Time to start using GCC Dehydra to enforce GC-safety and lots of fun exception-rewrite preparation work.

Stay tuned for more exciting developments regarding regaining control over source code here and on Dave Mandelin’s blog.


08
Jan 08

Dehydra as a GCC plugin

Thanks to the 2-fold increase in manpower working on pork, we finally have an opportunity to work on the nice-to-have things.

Progress

Recently I have been working on a GCC plugin to do Mozilla-specific analyses with GCC.

Unfortunately, I didn’t notice that GCC had a plugin branch so I reinvented the wheel there. Fortunately that part was rather easy and turned out that the plugin branch isn’t very useful to work with as it is in SVN, doesn’t link GCC with -rdynamic nor does it install the hooks I need in the C++ frontend. Overall the plugin shim is relatively trivial and it will be pretty easy to merge with other similar efforts.
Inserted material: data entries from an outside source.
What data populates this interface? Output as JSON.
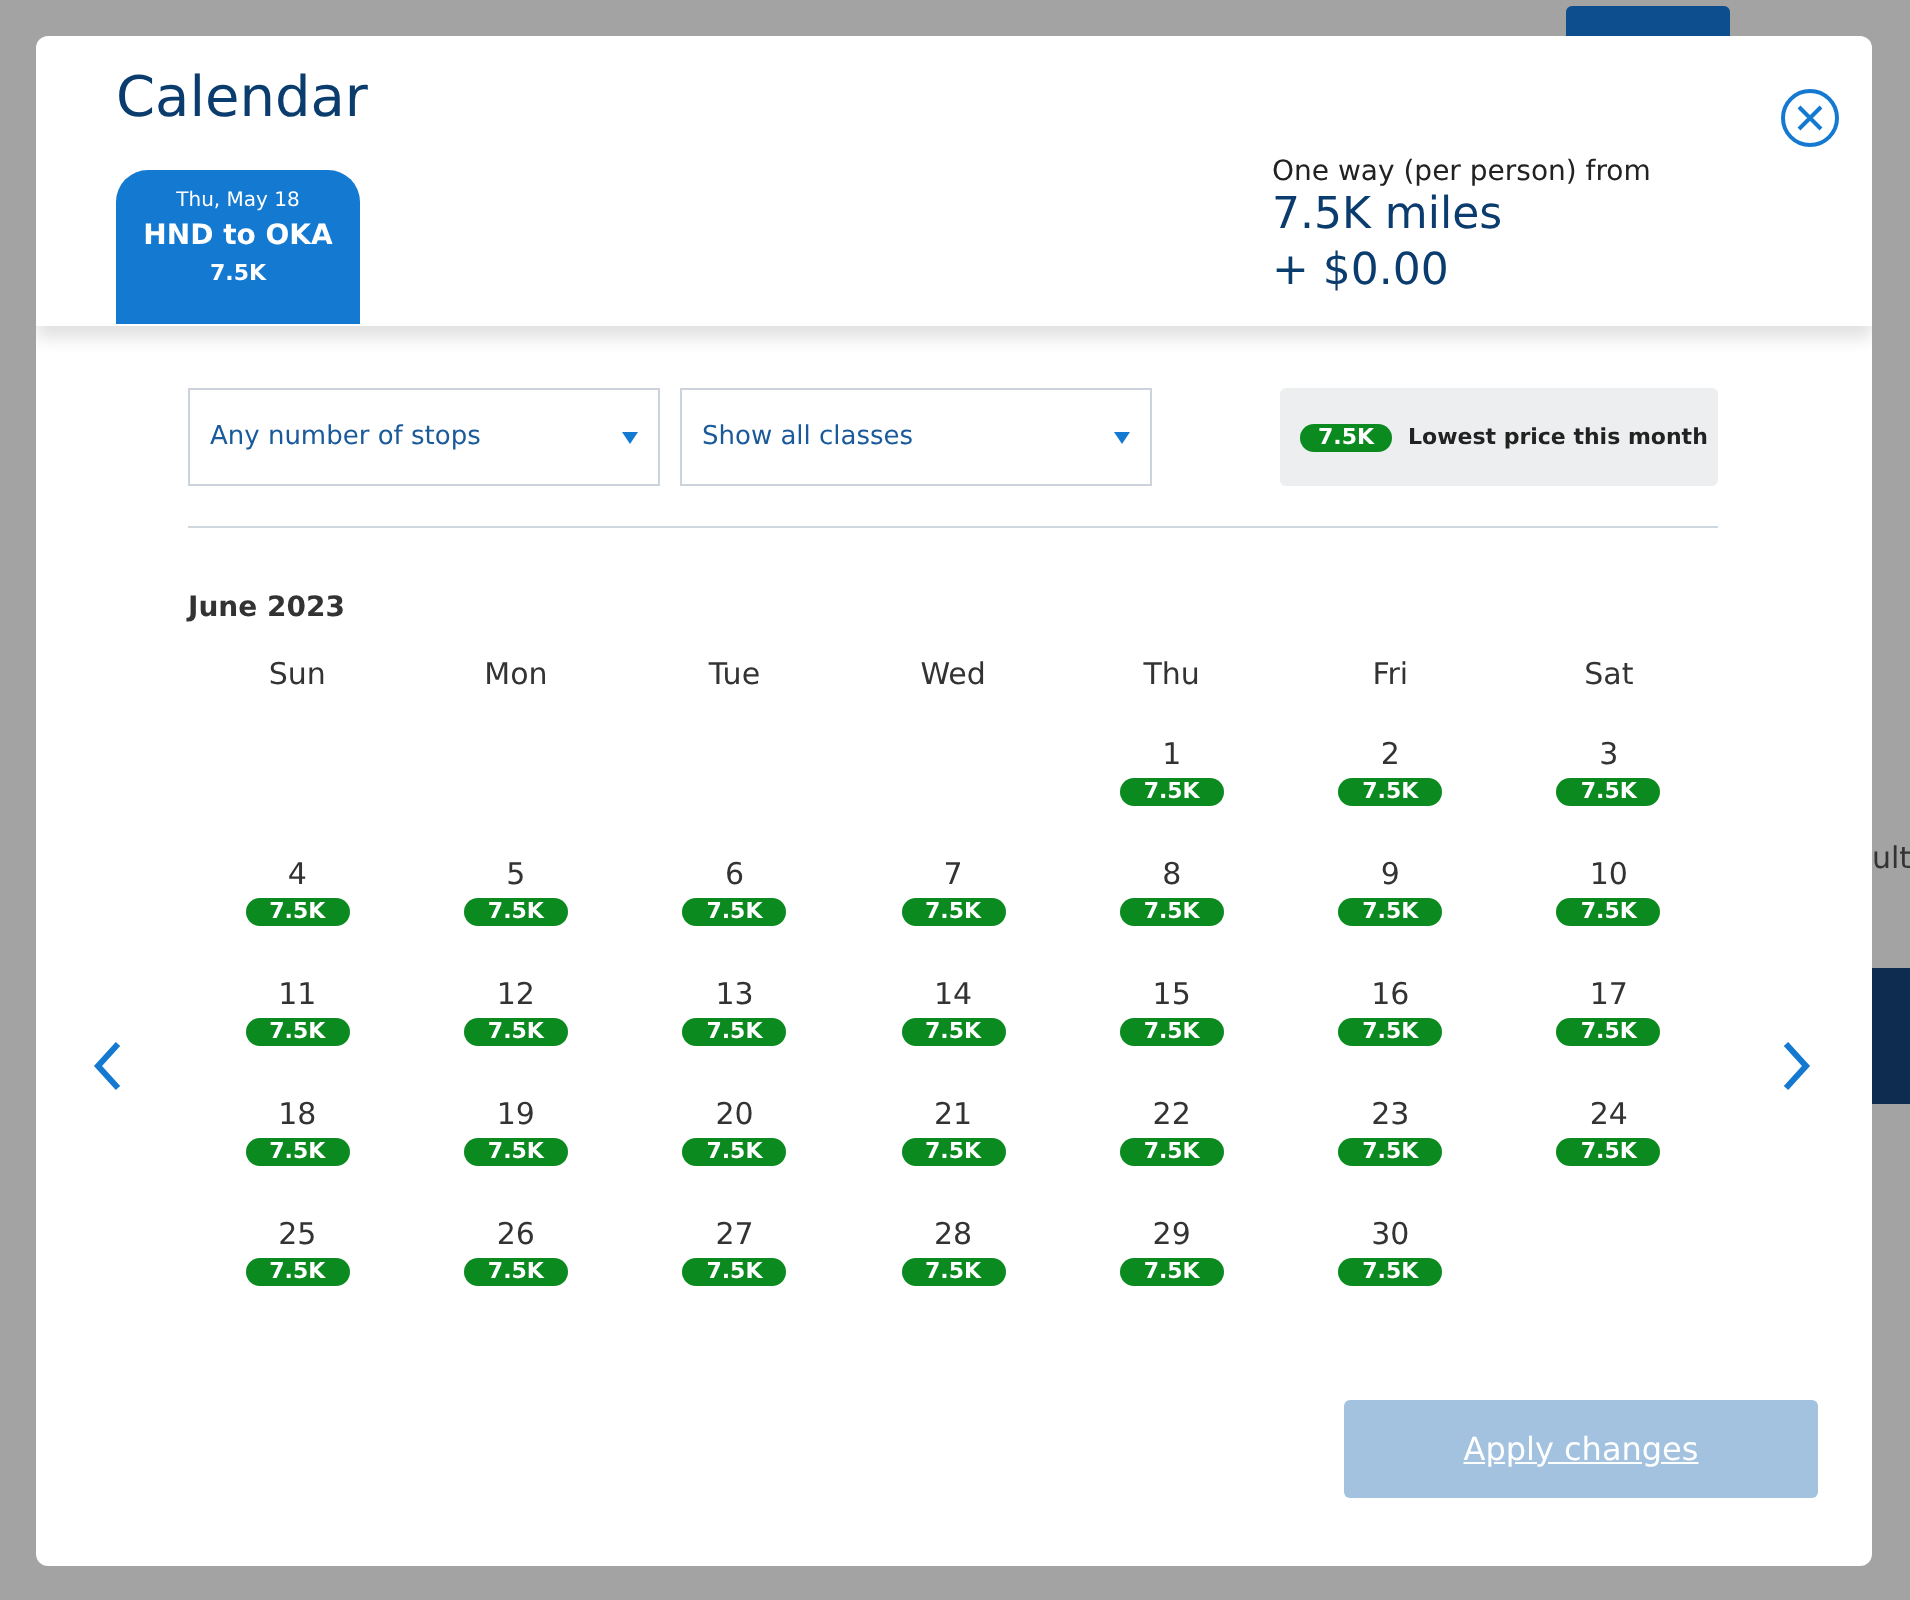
{
  "background_page": {
    "right_fragment": "ult"
  },
  "dialog": {
    "title": "Calendar",
    "flight_tab": {
      "date": "Thu, May 18",
      "route": "HND to OKA",
      "price": "7.5K",
      "selected": true
    },
    "fare": {
      "label": "One way (per person) from",
      "miles": "7.5K miles",
      "cash": "+ $0.00"
    },
    "filters": [
      {
        "value": "Any number of stops"
      },
      {
        "value": "Show all classes"
      }
    ],
    "legend": {
      "badge": "7.5K",
      "label": "Lowest price this month"
    },
    "month": "June 2023",
    "weekdays": [
      "Sun",
      "Mon",
      "Tue",
      "Wed",
      "Thu",
      "Fri",
      "Sat"
    ],
    "days": [
      {
        "day": "1",
        "price": "7.5K"
      },
      {
        "day": "2",
        "price": "7.5K"
      },
      {
        "day": "3",
        "price": "7.5K"
      },
      {
        "day": "4",
        "price": "7.5K"
      },
      {
        "day": "5",
        "price": "7.5K"
      },
      {
        "day": "6",
        "price": "7.5K"
      },
      {
        "day": "7",
        "price": "7.5K"
      },
      {
        "day": "8",
        "price": "7.5K"
      },
      {
        "day": "9",
        "price": "7.5K"
      },
      {
        "day": "10",
        "price": "7.5K"
      },
      {
        "day": "11",
        "price": "7.5K"
      },
      {
        "day": "12",
        "price": "7.5K"
      },
      {
        "day": "13",
        "price": "7.5K"
      },
      {
        "day": "14",
        "price": "7.5K"
      },
      {
        "day": "15",
        "price": "7.5K"
      },
      {
        "day": "16",
        "price": "7.5K"
      },
      {
        "day": "17",
        "price": "7.5K"
      },
      {
        "day": "18",
        "price": "7.5K"
      },
      {
        "day": "19",
        "price": "7.5K"
      },
      {
        "day": "20",
        "price": "7.5K"
      },
      {
        "day": "21",
        "price": "7.5K"
      },
      {
        "day": "22",
        "price": "7.5K"
      },
      {
        "day": "23",
        "price": "7.5K"
      },
      {
        "day": "24",
        "price": "7.5K"
      },
      {
        "day": "25",
        "price": "7.5K"
      },
      {
        "day": "26",
        "price": "7.5K"
      },
      {
        "day": "27",
        "price": "7.5K"
      },
      {
        "day": "28",
        "price": "7.5K"
      },
      {
        "day": "29",
        "price": "7.5K"
      },
      {
        "day": "30",
        "price": "7.5K"
      }
    ],
    "apply_button": {
      "label": "Apply changes",
      "disabled": true
    }
  }
}
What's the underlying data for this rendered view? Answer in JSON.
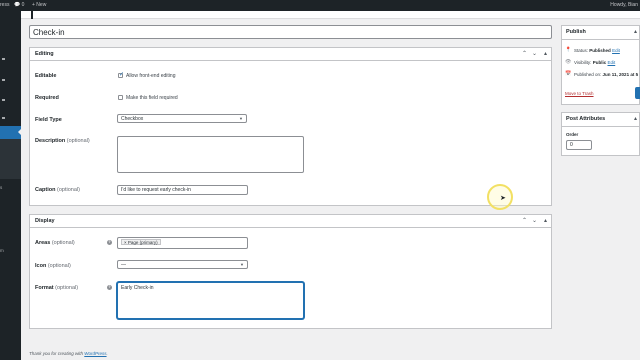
{
  "admin_bar": {
    "site": "ress",
    "comments": "0",
    "new": "+ New",
    "howdy": "Howdy, Bian"
  },
  "title_field": {
    "value": "Check-in"
  },
  "editing": {
    "title": "Editing",
    "editable": {
      "label": "Editable",
      "checkbox_label": "Allow front-end editing",
      "checked": true
    },
    "required": {
      "label": "Required",
      "checkbox_label": "Make this field required",
      "checked": false
    },
    "field_type": {
      "label": "Field Type",
      "value": "Checkbox"
    },
    "description": {
      "label": "Description",
      "optional": "(optional)",
      "value": ""
    },
    "caption": {
      "label": "Caption",
      "optional": "(optional)",
      "value": "I'd like to request early check-in"
    }
  },
  "display": {
    "title": "Display",
    "areas": {
      "label": "Areas",
      "optional": "(optional)",
      "tag": "× Page (primary)"
    },
    "icon": {
      "label": "Icon",
      "optional": "(optional)",
      "value": "—"
    },
    "format": {
      "label": "Format",
      "optional": "(optional)",
      "value": "Early Check-in"
    }
  },
  "publish": {
    "title": "Publish",
    "status_label": "Status:",
    "status_value": "Published",
    "status_edit": "Edit",
    "visibility_label": "Visibility:",
    "visibility_value": "Public",
    "visibility_edit": "Edit",
    "published_label": "Published on:",
    "published_value": "Jun 11, 2021 at 5",
    "trash": "Move to Trash"
  },
  "post_attributes": {
    "title": "Post Attributes",
    "order_label": "Order",
    "order_value": "0"
  },
  "footer": {
    "text": "Thank you for creating with ",
    "link": "WordPress",
    "end": "."
  },
  "sidebar": {
    "items": [
      "s",
      "m"
    ]
  },
  "colors": {
    "accent": "#2271b1",
    "admin_bg": "#1d2327",
    "page_bg": "#f0f0f1"
  }
}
My first and only plugin is a C reimplementation of Dehydra. GCC sources are currently fairly hostile to C++, so I elected to not make my head spin by mixing in C++ in addition to C and JavaScript. I think the C Dehydra has reached the hello world state, to take it for a spin see the wiki page.

GCC Thoughts

Integrating with GCC is pretty awesome. So far I regret not jumping in earlier. I was reluctant to do so as everyone I’ve talked to (other than Tom Tromey) claimed that GCC is ridiculously complicated and impossible to do stuff with. In fact academic people are so scared of GCC that they tend to opt to go with commercial frontends that have ridiculus licensing terms and make it impossible to release their work to general public.

GCC internals are pretty crazy since everything is done with macros and the AST is dynamically typed so it’s fairly painful to figure out seemingly simple things like “what AST nodes does this AST node contain”. Additionally, GCC loves rewriting AST nodes inplace as the compilation progresses which sucks when one wants to analyze the AST while it looks as close as possible to the source. GCC parser also sucks to work with as it is implemented as a C code hodge-podge (technical term which applies to much code in GCC). Luckily, I am mainly concerned with poking at data that’s already in GCC.

The upside is that GCC is a well-tested production compiler that most source compiles with. Integrating with GCC means that the AST is correct (Elsa is a frontend so there is no way of knowing if AST has mistakes in it) . Integration also means that the user doesn’t have to worry about making preprocessed files and maintain obsolete versions of GCC or old GCC headers. Unlike Elsa, GCC already has useful features like typedef tracking and doesn’t implement location tracking with a stupid programming trick. Additionally, I hope to reuse computations from from middle-end GCC passes to build my control flow graph, do value numbering and other useful, but tricky to implement stuff.

GCC isn’t scary at all, it’s just another way of implementing a compiler. Some people elect to have more pain in life by electing to reinvent ML in C++ instead of using ML for compiler writing,  others get their pain dosage from working on a C compiler originally generated from LISP sources.

Lastly, I’d like to thank patient gcc hackers in #gcc without whom I wouldn’t stand a chance in figuring out how to get this far.